I want to clear at least one more outstanding project off the list before I even think about casting on anything new, and I still have a pattern to format and publish, but I think it was an important step getting those stitches on the needle and the project swiftly finished off.

V-Shaped Shawl Test Knit Open

The test knit for this new Eskimimi Makes design of a shoulder-hugging V-shaped shawl is now open on the Eskimimi Makes group on Ravelry.
All of the details for the text knit can be found in the group for anyone who wishes to offer to partake. There is yarn to be won and free download codes on offer to all those who take part in the test knit. Additionally, I will be looking for name suggestions for this new design.
Please pop along to the Eskimimi Makes group test knit to look over the details of the project and the pattern requirements!

New Shawl Pattern (Test Knit Gathering)

It’s been a long while since I released a new pattern. I actually finished designing and writing this pattern back in February, but never hit the publish button.

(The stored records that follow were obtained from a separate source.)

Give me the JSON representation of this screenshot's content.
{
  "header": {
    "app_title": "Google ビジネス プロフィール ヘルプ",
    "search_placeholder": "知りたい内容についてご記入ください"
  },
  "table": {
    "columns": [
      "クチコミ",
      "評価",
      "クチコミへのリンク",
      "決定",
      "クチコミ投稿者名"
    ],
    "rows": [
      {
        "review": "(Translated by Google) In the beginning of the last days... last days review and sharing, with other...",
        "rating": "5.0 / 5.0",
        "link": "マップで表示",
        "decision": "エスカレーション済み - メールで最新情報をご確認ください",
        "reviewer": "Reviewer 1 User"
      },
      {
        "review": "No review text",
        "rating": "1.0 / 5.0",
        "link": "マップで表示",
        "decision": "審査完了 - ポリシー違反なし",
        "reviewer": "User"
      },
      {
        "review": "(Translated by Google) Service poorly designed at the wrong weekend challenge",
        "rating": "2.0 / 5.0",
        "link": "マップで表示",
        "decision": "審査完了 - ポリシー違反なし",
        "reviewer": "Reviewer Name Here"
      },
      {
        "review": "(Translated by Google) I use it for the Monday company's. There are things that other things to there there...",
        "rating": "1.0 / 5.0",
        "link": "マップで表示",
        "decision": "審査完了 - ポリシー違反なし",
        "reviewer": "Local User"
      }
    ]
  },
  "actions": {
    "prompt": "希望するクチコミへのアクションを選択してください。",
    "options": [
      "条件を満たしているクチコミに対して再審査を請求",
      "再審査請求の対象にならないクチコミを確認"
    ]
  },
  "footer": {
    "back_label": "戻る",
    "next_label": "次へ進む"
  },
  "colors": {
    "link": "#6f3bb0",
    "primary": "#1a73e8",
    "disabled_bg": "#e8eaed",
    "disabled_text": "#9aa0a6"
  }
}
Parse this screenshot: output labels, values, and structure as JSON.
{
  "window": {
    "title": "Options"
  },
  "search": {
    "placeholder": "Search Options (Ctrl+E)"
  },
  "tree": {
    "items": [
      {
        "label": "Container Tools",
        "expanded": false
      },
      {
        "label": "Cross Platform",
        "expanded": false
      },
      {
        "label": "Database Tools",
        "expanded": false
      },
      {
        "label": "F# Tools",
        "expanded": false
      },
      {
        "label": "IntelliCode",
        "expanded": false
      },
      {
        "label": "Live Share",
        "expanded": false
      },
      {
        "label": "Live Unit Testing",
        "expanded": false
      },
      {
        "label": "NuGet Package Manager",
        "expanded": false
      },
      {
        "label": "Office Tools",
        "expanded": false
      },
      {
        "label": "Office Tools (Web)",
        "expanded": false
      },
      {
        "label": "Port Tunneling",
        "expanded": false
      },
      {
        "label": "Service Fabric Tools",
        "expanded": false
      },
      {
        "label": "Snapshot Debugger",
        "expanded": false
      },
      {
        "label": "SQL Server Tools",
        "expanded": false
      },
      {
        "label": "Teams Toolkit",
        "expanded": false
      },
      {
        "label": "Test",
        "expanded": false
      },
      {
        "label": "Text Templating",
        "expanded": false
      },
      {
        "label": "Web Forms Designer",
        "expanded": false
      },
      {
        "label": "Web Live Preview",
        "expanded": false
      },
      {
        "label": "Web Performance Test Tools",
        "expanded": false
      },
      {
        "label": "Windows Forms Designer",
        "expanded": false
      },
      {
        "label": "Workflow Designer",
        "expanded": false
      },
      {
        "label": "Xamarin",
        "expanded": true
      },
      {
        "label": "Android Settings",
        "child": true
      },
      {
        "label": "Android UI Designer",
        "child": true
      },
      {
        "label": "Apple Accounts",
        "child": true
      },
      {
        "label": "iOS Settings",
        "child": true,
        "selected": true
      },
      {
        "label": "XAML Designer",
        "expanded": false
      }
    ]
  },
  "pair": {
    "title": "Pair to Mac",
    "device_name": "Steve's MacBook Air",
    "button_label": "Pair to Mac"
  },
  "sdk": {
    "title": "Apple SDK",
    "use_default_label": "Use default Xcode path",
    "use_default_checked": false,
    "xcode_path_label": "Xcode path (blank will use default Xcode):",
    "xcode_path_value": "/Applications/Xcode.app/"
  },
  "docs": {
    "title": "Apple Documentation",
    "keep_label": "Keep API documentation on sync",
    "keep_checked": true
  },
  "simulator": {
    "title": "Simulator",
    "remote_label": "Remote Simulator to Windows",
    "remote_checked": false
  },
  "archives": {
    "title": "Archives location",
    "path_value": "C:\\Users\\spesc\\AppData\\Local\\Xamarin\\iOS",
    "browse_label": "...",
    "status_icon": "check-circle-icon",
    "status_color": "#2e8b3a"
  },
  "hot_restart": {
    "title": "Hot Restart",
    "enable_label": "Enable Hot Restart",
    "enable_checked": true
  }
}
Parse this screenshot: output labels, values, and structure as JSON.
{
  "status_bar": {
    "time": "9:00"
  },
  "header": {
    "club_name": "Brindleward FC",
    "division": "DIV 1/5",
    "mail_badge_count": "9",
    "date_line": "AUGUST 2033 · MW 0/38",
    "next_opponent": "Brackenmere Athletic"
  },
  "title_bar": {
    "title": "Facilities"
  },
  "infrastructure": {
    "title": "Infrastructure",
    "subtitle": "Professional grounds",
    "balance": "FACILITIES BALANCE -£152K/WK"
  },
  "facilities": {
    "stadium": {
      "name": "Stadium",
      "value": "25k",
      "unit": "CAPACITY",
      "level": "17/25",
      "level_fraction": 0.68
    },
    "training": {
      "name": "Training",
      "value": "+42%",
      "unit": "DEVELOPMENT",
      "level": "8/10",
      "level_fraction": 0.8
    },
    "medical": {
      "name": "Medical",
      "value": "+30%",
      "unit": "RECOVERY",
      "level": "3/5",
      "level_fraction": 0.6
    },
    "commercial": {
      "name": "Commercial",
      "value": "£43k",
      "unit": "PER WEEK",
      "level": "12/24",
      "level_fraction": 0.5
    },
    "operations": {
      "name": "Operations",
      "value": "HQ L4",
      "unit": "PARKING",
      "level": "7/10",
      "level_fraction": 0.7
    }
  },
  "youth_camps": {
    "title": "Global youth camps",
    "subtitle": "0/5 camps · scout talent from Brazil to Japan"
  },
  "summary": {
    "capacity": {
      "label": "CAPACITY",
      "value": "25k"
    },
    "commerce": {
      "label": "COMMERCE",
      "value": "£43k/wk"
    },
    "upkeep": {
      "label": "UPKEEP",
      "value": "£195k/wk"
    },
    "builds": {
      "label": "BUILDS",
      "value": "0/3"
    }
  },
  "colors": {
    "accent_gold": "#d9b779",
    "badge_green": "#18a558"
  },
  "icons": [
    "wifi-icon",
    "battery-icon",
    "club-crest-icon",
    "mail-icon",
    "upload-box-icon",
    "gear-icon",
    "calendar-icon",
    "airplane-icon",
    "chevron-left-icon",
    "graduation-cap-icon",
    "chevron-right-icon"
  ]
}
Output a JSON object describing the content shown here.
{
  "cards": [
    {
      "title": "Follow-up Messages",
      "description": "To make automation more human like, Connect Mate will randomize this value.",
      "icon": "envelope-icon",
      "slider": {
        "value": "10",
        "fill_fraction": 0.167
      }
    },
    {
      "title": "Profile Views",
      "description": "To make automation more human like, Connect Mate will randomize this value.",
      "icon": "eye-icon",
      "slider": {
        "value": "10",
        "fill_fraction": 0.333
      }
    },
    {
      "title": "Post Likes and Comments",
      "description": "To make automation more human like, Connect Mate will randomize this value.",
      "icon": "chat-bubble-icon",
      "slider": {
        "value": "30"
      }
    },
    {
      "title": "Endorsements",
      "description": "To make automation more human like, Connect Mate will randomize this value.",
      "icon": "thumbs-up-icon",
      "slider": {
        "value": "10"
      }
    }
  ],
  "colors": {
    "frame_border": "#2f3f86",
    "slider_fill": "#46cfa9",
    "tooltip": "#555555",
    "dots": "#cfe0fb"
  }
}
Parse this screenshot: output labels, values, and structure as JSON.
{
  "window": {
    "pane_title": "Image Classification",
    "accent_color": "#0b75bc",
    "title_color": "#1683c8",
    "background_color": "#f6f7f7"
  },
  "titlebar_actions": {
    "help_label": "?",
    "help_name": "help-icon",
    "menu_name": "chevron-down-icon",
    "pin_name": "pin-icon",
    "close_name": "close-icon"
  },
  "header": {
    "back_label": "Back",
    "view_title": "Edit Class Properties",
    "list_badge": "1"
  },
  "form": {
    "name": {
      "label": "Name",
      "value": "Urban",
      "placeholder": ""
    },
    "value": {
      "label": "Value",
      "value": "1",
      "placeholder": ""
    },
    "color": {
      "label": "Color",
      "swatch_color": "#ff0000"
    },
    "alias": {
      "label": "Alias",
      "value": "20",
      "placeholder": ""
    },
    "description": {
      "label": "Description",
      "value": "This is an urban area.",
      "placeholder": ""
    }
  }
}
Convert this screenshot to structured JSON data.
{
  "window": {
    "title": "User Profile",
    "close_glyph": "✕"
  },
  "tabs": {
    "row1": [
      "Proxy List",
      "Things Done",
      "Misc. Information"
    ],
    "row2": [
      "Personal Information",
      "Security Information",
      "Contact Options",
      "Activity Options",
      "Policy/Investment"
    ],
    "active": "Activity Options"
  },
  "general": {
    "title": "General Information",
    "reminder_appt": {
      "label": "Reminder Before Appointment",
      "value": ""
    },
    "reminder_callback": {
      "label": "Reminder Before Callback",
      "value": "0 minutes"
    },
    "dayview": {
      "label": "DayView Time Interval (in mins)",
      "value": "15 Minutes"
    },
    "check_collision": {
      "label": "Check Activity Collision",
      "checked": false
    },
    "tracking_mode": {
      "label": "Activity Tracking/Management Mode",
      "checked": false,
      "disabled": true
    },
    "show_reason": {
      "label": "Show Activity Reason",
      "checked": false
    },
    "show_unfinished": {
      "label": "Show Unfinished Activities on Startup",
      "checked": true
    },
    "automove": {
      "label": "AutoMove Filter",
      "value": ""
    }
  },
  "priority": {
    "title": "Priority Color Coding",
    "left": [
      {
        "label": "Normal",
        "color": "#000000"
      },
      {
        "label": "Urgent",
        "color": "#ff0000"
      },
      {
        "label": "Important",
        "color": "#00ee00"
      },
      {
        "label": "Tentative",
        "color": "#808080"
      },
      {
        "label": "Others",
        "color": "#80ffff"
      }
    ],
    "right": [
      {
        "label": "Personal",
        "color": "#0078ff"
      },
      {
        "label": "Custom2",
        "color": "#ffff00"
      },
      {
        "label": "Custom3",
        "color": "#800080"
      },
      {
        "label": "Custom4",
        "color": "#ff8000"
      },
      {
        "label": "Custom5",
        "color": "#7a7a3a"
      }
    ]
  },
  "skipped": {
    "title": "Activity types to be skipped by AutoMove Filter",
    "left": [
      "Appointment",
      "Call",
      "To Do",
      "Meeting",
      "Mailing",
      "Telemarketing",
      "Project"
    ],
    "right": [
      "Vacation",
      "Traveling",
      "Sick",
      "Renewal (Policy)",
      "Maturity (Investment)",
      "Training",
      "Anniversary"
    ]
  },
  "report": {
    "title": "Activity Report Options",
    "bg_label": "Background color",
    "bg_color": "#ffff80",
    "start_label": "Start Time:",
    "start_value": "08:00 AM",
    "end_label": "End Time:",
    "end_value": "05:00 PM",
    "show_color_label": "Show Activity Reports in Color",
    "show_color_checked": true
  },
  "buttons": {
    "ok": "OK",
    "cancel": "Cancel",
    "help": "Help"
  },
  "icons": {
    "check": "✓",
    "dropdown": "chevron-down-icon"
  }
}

The entire pattern is ready, apart from a few little formatting additions I want to make and a test knit.

I’m going to put out a call for a simple test knit over the weekend, but for now here is a sneak peek of the shawl that will soon be joining the pattern library:

The shawl has a practical and interesting wide V shaped construction, married with an easily memorised stitch pattern. The sample above is knit in a saturated violet colour with purple-lined turquoise glass beads for a vibrant pop of colour. Beads are optional and the shawl may be re-sized quite simply.

The dimensions of the sample shawl are given below, and as it is a relatively easy-going knit the shawl works up very quickly. It is very easy to wear as the shape allows the shawl to wrap around and sit on the shoulder line very comfortably, with the elongated V providing more balance at the front than a standard triangular construction.

Further details will be posted over the weekend on the Eskimimi Makes group on Ravelry and later on the blog, where I will give details of the test knit as well as further details of the shawl and pattern.